Jackson was giving exhibitors at the convention a look at the film which has been shot at 48 frames per second, rather than the traditional 24 frames per second, a standard for nearly one hundred years. This higher frame rate helps reduce motion blur, it adds clarity and it makes 3D cinema less painful on the eyes. However, it also gives a digital film quality that jarred with many who saw it, those who are used to a more cinematic image.

The Lord of the Rings director has defended his use of 48 fps by saying: “It does take you a while to get used to. Ten minutes is sort of marginal, it probably needed a little bit more. Another thing that I think is a factor is it’s different to look at a bunch of clips and some were fast-cutting, montage-style clips. This is different experience than watching a character and story unfold.”

However, others were not on the same boat, with Badass Digest’s Devin Faraci wrote: “The Hobbit looked like to me: a hi-def version of the 1970s I, Claudius. It is drenched in a TV-like – specifically 70s era BBC – video look.”

I haven’t seen the footage, but I know exactly what he is talking about.

Faraci went on to write: “The 48fps footage I saw looked terrible. It looked completely non-cinematic. The sets looked like sets. I’ve been on sets of movies on the scale of The Hobbit, and sets don’t even look like sets when you’re on them live… but these looked like sets. The other comparison I kept coming to, as I was watching the footage, was that it all looked like behind the scenes video. The magical illusion of cinema is stripped away completely.”

Although Jackson does state that the ten minutes of footage isn’t the final product, with THR reporting a quote from Jackson which says: “It is very clean. On a 5K camera you are seeing very crisp pictures. Part of the digital grading will give those incredibly sharp pictures a texture and a feeling that we want the film to have. We haven’t done that yet. What you saw [at CinemaCon, in terms of “crispness”] is partly due to the lack of motion blur (from the high frame rate) and partly due to the camera (in terms of resolution).”

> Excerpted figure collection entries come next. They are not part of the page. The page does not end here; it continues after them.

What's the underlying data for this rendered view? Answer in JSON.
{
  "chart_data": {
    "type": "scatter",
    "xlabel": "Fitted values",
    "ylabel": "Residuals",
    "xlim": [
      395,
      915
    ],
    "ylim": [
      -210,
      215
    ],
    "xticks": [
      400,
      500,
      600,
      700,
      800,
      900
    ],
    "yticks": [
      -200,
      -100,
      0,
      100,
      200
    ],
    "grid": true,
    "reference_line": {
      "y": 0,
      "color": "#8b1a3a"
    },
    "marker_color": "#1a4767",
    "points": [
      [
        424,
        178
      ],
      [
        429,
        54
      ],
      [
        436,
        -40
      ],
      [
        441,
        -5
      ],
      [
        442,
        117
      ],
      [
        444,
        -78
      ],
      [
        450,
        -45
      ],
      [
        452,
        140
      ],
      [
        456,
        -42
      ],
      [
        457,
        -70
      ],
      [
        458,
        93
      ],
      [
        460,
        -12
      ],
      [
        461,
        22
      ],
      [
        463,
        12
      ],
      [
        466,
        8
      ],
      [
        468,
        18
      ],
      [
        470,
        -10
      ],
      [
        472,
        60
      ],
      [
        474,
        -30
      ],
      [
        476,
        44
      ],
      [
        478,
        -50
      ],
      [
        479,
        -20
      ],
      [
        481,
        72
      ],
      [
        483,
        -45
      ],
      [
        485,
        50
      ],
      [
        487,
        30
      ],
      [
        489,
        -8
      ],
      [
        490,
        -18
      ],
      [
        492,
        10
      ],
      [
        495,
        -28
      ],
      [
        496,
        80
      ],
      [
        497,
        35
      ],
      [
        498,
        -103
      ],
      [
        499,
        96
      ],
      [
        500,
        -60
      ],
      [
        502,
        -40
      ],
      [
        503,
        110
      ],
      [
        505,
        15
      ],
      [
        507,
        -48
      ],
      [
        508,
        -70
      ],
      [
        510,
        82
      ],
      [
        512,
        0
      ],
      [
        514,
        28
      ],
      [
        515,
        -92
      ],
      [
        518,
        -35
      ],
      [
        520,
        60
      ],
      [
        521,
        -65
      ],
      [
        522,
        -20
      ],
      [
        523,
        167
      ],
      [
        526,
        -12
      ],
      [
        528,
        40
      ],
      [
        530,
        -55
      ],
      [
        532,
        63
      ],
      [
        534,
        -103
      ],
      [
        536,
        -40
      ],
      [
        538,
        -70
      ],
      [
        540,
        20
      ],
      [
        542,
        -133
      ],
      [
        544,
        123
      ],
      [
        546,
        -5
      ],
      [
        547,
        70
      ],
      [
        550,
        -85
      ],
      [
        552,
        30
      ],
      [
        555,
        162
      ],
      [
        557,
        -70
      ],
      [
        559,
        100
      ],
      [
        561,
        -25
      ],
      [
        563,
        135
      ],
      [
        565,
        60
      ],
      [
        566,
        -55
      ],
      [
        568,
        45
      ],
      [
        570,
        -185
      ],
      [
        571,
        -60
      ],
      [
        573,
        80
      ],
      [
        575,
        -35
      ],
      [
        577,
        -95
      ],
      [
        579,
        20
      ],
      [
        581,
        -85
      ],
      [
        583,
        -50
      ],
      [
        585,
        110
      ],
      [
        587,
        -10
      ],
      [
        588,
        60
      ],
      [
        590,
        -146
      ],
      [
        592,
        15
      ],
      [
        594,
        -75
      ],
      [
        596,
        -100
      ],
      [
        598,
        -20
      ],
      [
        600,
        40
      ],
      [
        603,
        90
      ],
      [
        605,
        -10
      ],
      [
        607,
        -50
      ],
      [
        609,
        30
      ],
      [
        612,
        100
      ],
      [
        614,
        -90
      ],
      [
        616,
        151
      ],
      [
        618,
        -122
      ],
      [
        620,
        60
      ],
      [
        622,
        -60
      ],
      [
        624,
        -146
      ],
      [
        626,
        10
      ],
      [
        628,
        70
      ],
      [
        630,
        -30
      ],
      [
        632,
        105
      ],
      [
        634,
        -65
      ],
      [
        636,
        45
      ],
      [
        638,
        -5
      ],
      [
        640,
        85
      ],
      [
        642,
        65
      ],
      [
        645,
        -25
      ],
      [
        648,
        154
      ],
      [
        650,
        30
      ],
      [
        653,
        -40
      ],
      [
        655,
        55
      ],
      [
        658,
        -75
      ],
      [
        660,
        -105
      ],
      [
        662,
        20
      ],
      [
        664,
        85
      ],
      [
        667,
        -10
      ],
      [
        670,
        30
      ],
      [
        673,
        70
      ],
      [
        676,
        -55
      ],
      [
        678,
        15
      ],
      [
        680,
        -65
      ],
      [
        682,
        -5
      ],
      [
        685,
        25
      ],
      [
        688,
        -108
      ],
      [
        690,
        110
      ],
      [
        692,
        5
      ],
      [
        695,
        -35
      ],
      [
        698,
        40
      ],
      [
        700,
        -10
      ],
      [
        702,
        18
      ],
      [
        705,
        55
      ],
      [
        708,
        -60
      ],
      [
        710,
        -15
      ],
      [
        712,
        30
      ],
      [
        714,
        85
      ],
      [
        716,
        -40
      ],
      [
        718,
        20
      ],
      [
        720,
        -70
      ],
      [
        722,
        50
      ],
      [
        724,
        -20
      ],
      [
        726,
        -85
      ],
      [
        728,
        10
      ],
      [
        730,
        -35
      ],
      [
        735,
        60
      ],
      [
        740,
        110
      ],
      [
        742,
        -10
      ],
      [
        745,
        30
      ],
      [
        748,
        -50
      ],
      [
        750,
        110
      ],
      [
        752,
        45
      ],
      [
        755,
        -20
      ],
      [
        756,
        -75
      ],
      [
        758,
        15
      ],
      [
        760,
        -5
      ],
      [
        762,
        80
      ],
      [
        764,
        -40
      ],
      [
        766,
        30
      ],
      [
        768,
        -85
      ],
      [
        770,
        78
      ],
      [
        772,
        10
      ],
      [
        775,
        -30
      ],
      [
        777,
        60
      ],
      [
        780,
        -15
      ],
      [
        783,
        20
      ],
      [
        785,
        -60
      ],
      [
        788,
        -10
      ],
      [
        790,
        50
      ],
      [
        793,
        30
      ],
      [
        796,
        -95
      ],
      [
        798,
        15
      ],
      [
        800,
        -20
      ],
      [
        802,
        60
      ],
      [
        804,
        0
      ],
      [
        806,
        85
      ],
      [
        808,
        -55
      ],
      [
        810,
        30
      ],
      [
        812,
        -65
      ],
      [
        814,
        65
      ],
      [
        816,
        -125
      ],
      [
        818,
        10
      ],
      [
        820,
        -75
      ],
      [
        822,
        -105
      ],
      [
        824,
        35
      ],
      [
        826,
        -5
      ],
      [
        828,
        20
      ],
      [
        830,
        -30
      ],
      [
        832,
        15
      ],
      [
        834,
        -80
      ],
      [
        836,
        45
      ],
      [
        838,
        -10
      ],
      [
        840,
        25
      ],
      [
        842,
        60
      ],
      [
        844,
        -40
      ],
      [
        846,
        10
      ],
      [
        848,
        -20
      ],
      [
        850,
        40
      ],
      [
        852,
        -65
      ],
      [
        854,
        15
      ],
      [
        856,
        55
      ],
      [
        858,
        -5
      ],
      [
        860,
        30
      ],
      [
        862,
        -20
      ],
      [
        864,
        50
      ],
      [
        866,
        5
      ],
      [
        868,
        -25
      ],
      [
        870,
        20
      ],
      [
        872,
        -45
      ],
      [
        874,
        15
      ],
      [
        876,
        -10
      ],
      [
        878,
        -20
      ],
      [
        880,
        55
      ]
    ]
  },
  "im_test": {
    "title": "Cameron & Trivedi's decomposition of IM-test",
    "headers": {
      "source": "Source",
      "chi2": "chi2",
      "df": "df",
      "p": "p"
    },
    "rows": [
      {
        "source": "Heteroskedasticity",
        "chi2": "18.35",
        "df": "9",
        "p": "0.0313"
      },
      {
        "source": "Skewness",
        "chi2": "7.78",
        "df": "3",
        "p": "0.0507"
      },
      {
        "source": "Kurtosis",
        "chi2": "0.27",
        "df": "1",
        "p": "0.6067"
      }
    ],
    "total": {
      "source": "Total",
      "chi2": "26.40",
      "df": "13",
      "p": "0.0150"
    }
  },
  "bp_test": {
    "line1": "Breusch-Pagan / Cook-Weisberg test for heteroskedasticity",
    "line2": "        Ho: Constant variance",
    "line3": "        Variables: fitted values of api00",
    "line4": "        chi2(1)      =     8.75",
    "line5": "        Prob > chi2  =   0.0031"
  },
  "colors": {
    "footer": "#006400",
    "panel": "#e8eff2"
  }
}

Hollywood Elsewhere’s Jeffery Wells is very positive about the new technology, he wrote : “The state of cinema as most of us know it changed radically today when 10 minutes of footage from Peter Jackson’s 48 frames-per-second 3D The Hobbit were shown on the huge Collisseum screen inside Caeser’s Palace today. 48 fps 3D is such a startling and game-changing thing that it’s like the introduction of sound in 1927, CinemaScope in 1953, and high-end 3D with Avatar. I was knocked back in my seat…open-mouthed. This is the most startlingly “real” form of cinema I’ve ever seen.”

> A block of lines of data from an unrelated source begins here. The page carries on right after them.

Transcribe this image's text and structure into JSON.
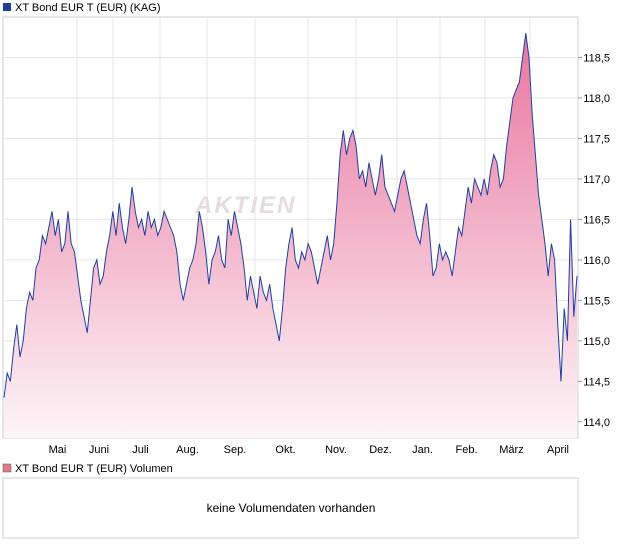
{
  "chart_data": [
    {
      "type": "area",
      "legend": "XT Bond EUR T (EUR) (KAG)",
      "watermark": "AKTIEN",
      "colors": {
        "line": "#1f3f9f",
        "fill_top": "#e8769e",
        "fill_bottom": "#fdf5f8",
        "legend_swatch": "#1f3f9f",
        "grid": "#e6e6e6"
      },
      "x_tick_labels": [
        "Mai",
        "Juni",
        "Juli",
        "Aug.",
        "Sep.",
        "Okt.",
        "Nov.",
        "Dez.",
        "Jan.",
        "Feb.",
        "März",
        "April"
      ],
      "y_tick_labels": [
        "114,0",
        "114,5",
        "115,0",
        "115,5",
        "116,0",
        "116,5",
        "117,0",
        "117,5",
        "118,0",
        "118,5"
      ],
      "ylim": [
        113.8,
        119.0
      ],
      "y_axis_side": "right",
      "grid": true,
      "series": [
        {
          "values": [
            114.3,
            114.6,
            114.5,
            114.9,
            115.2,
            114.8,
            115.0,
            115.4,
            115.6,
            115.5,
            115.9,
            116.0,
            116.3,
            116.2,
            116.4,
            116.6,
            116.3,
            116.5,
            116.1,
            116.2,
            116.6,
            116.2,
            116.1,
            115.8,
            115.5,
            115.3,
            115.1,
            115.5,
            115.9,
            116.0,
            115.7,
            115.8,
            116.1,
            116.3,
            116.6,
            116.3,
            116.7,
            116.4,
            116.2,
            116.5,
            116.9,
            116.6,
            116.4,
            116.5,
            116.3,
            116.6,
            116.4,
            116.5,
            116.3,
            116.4,
            116.6,
            116.5,
            116.4,
            116.3,
            116.1,
            115.7,
            115.5,
            115.7,
            115.9,
            116.0,
            116.2,
            116.6,
            116.4,
            116.1,
            115.7,
            116.0,
            116.1,
            116.3,
            116.0,
            115.9,
            116.5,
            116.3,
            116.6,
            116.4,
            116.2,
            115.9,
            115.5,
            115.8,
            115.6,
            115.4,
            115.8,
            115.6,
            115.5,
            115.7,
            115.4,
            115.2,
            115.0,
            115.4,
            115.9,
            116.2,
            116.4,
            116.0,
            115.9,
            116.1,
            116.0,
            116.2,
            116.1,
            115.9,
            115.7,
            115.9,
            116.1,
            116.3,
            116.0,
            116.2,
            116.7,
            117.3,
            117.6,
            117.3,
            117.5,
            117.6,
            117.4,
            117.0,
            117.1,
            116.9,
            117.2,
            117.0,
            116.8,
            117.0,
            117.3,
            116.9,
            116.8,
            116.7,
            116.6,
            116.8,
            117.0,
            117.1,
            116.9,
            116.7,
            116.5,
            116.3,
            116.2,
            116.5,
            116.7,
            116.3,
            115.8,
            115.9,
            116.2,
            116.0,
            116.1,
            116.0,
            115.8,
            116.1,
            116.4,
            116.3,
            116.6,
            116.9,
            116.7,
            117.0,
            116.9,
            116.8,
            117.0,
            116.8,
            117.1,
            117.3,
            117.2,
            116.9,
            117.0,
            117.4,
            117.7,
            118.0,
            118.1,
            118.2,
            118.5,
            118.8,
            118.5,
            117.8,
            117.3,
            116.8,
            116.5,
            116.2,
            115.8,
            116.2,
            116.0,
            115.2,
            114.5,
            115.4,
            115.0,
            116.5,
            115.3,
            115.8
          ]
        }
      ]
    },
    {
      "type": "bar",
      "legend": "XT Bond EUR T (EUR) Volumen",
      "colors": {
        "legend_swatch": "#e07b85"
      },
      "no_data_message": "keine Volumendaten vorhanden"
    }
  ]
}
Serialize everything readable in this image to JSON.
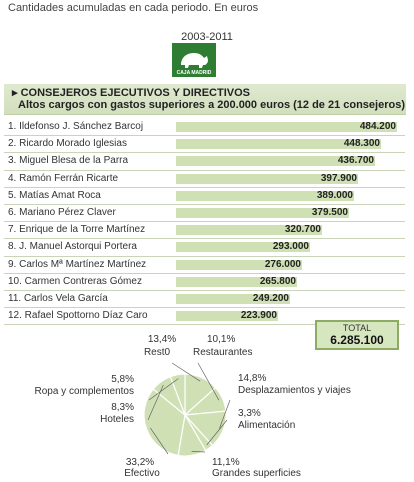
{
  "subtitle": "Cantidades acumuladas en cada periodo. En euros",
  "period": "2003-2011",
  "logo_text": "CAJA MADRID",
  "header": {
    "title": "CONSEJEROS EJECUTIVOS Y DIRECTIVOS",
    "subtitle": "Altos cargos con gastos superiores a 200.000 euros (12 de 21 consejeros)"
  },
  "total": {
    "label": "TOTAL",
    "value": "6.285.100"
  },
  "colors": {
    "bar": "#cfe0b4",
    "pie": "#cfe0b4",
    "header": "#d2dfbe",
    "border": "#8dab63"
  },
  "chart_data": [
    {
      "type": "bar",
      "orientation": "horizontal",
      "categories": [
        "1. Ildefonso J. Sánchez Barcoj",
        "2. Ricardo Morado Iglesias",
        "3. Miguel Blesa de la Parra",
        "4. Ramón Ferrán Ricarte",
        "5. Matías Amat Roca",
        "6. Mariano Pérez Claver",
        "7. Enrique de la Torre Martínez",
        "8. J. Manuel Astorqui Portera",
        "9. Carlos Mª Martínez Martínez",
        "10. Carmen Contreras Gómez",
        "11. Carlos Vela García",
        "12. Rafael Spottorno Díaz Caro"
      ],
      "values": [
        484200,
        448300,
        436700,
        397900,
        389000,
        379500,
        320700,
        293000,
        276000,
        265800,
        249200,
        223900
      ],
      "value_labels": [
        "484.200",
        "448.300",
        "436.700",
        "397.900",
        "389.000",
        "379.500",
        "320.700",
        "293.000",
        "276.000",
        "265.800",
        "249.200",
        "223.900"
      ]
    },
    {
      "type": "pie",
      "slices": [
        {
          "label": "Rest0",
          "pct": "13,4%",
          "value": 13.4
        },
        {
          "label": "Restaurantes",
          "pct": "10,1%",
          "value": 10.1
        },
        {
          "label": "Desplazamientos y viajes",
          "pct": "14,8%",
          "value": 14.8
        },
        {
          "label": "Alimentación",
          "pct": "3,3%",
          "value": 3.3
        },
        {
          "label": "Grandes superficies",
          "pct": "11,1%",
          "value": 11.1
        },
        {
          "label": "Efectivo",
          "pct": "33,2%",
          "value": 33.2
        },
        {
          "label": "Hoteles",
          "pct": "8,3%",
          "value": 8.3
        },
        {
          "label": "Ropa y complementos",
          "pct": "5,8%",
          "value": 5.8
        }
      ]
    }
  ]
}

Wells went on to enthuse: “Believe it or not but I, Jeffrey Wells, a Peter Jackson and Rings trilogy hater from way back, am looking forward big-time to The Hobbit now. I really am. This is going to be amazing. Shallow Hal that I am, I’m now into it big-time.”

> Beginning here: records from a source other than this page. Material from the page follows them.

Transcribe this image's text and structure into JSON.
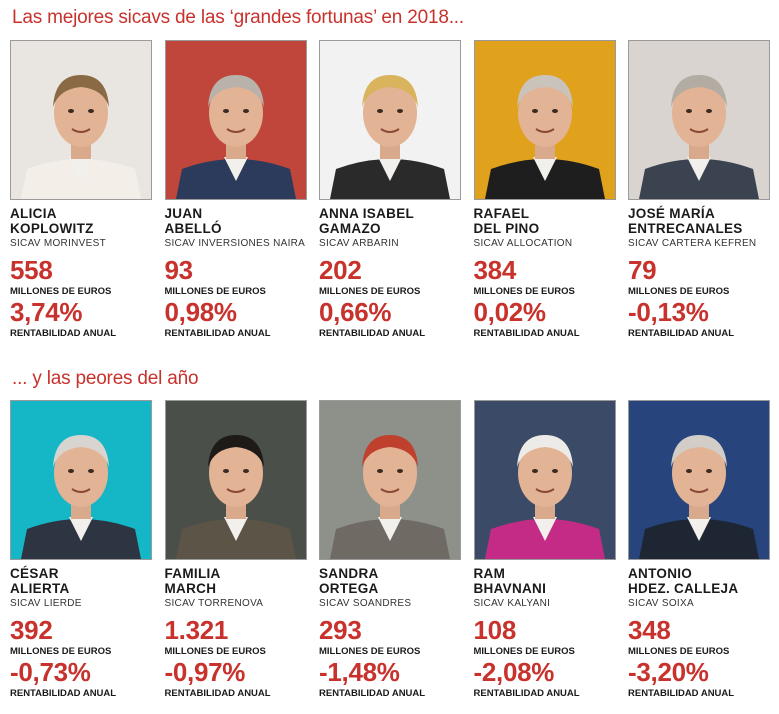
{
  "header_best": "Las mejores sicavs de las ‘grandes fortunas’ en 2018...",
  "header_worst": "... y las peores del año",
  "best": [
    {
      "name": [
        "ALICIA",
        "KOPLOWITZ"
      ],
      "sicav": "SICAV MORINVEST",
      "amount": "558",
      "amount_unit": "MILLONES DE EUROS",
      "return": "3,74%",
      "return_unit": "RENTABILIDAD ANUAL"
    },
    {
      "name": [
        "JUAN",
        "ABELLÓ"
      ],
      "sicav": "SICAV INVERSIONES NAIRA",
      "amount": "93",
      "amount_unit": "MILLONES DE EUROS",
      "return": "0,98%",
      "return_unit": "RENTABILIDAD ANUAL"
    },
    {
      "name": [
        "ANNA ISABEL",
        "GAMAZO"
      ],
      "sicav": "SICAV ARBARIN",
      "amount": "202",
      "amount_unit": "MILLONES DE EUROS",
      "return": "0,66%",
      "return_unit": "RENTABILIDAD ANUAL"
    },
    {
      "name": [
        "RAFAEL",
        "DEL PINO"
      ],
      "sicav": "SICAV ALLOCATION",
      "amount": "384",
      "amount_unit": "MILLONES DE EUROS",
      "return": "0,02%",
      "return_unit": "RENTABILIDAD ANUAL"
    },
    {
      "name": [
        "JOSÉ MARÍA",
        "ENTRECANALES"
      ],
      "sicav": "SICAV CARTERA KEFREN",
      "amount": "79",
      "amount_unit": "MILLONES DE EUROS",
      "return": "-0,13%",
      "return_unit": "RENTABILIDAD ANUAL"
    }
  ],
  "worst": [
    {
      "name": [
        "CÉSAR",
        "ALIERTA"
      ],
      "sicav": "SICAV LIERDE",
      "amount": "392",
      "amount_unit": "MILLONES DE EUROS",
      "return": "-0,73%",
      "return_unit": "RENTABILIDAD ANUAL"
    },
    {
      "name": [
        "FAMILIA",
        "MARCH"
      ],
      "sicav": "SICAV TORRENOVA",
      "amount": "1.321",
      "amount_unit": "MILLONES DE EUROS",
      "return": "-0,97%",
      "return_unit": "RENTABILIDAD ANUAL"
    },
    {
      "name": [
        "SANDRA",
        "ORTEGA"
      ],
      "sicav": "SICAV SOANDRES",
      "amount": "293",
      "amount_unit": "MILLONES DE EUROS",
      "return": "-1,48%",
      "return_unit": "RENTABILIDAD ANUAL"
    },
    {
      "name": [
        "RAM",
        "BHAVNANI"
      ],
      "sicav": "SICAV KALYANI",
      "amount": "108",
      "amount_unit": "MILLONES DE EUROS",
      "return": "-2,08%",
      "return_unit": "RENTABILIDAD ANUAL"
    },
    {
      "name": [
        "ANTONIO",
        "HDEZ. CALLEJA"
      ],
      "sicav": "SICAV SOIXA",
      "amount": "348",
      "amount_unit": "MILLONES DE EUROS",
      "return": "-3,20%",
      "return_unit": "RENTABILIDAD ANUAL"
    }
  ],
  "colors": {
    "accent": "#c8322d",
    "text": "#1a1a1a"
  },
  "photo_backgrounds": {
    "best": [
      "#e9e6e2",
      "#c0463b",
      "#f2f2f2",
      "#e0a21c",
      "#d9d4cf"
    ],
    "worst": [
      "#15b7c6",
      "#4a4f49",
      "#8d918a",
      "#3b4a66",
      "#27447d"
    ]
  },
  "photo_shirts": {
    "best": [
      "#f3efe8",
      "#2c3a5c",
      "#2a2a2a",
      "#1e1e1e",
      "#3b4250"
    ],
    "worst": [
      "#2d3442",
      "#5d5448",
      "#6f6a63",
      "#c42b86",
      "#1f2633"
    ]
  },
  "photo_hair": {
    "best": [
      "#8a6a45",
      "#b8b2aa",
      "#d9b45c",
      "#c9c3bb",
      "#b3aca3"
    ],
    "worst": [
      "#d8d4cf",
      "#1e1a17",
      "#c0402e",
      "#ecebe7",
      "#d2cdc6"
    ]
  }
}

I haven’t seen the footage, but my old-fashioned mentally makes be believe that I’m going to be on the negative aide of the fence when all is said and done. I love movies, I like the cinematic quality that removes us from reality. It sounds like this might be a war that rages on and on, but if Hollywood puts its might behind it (and with James Cameron already there) then we know who the winner is going to be.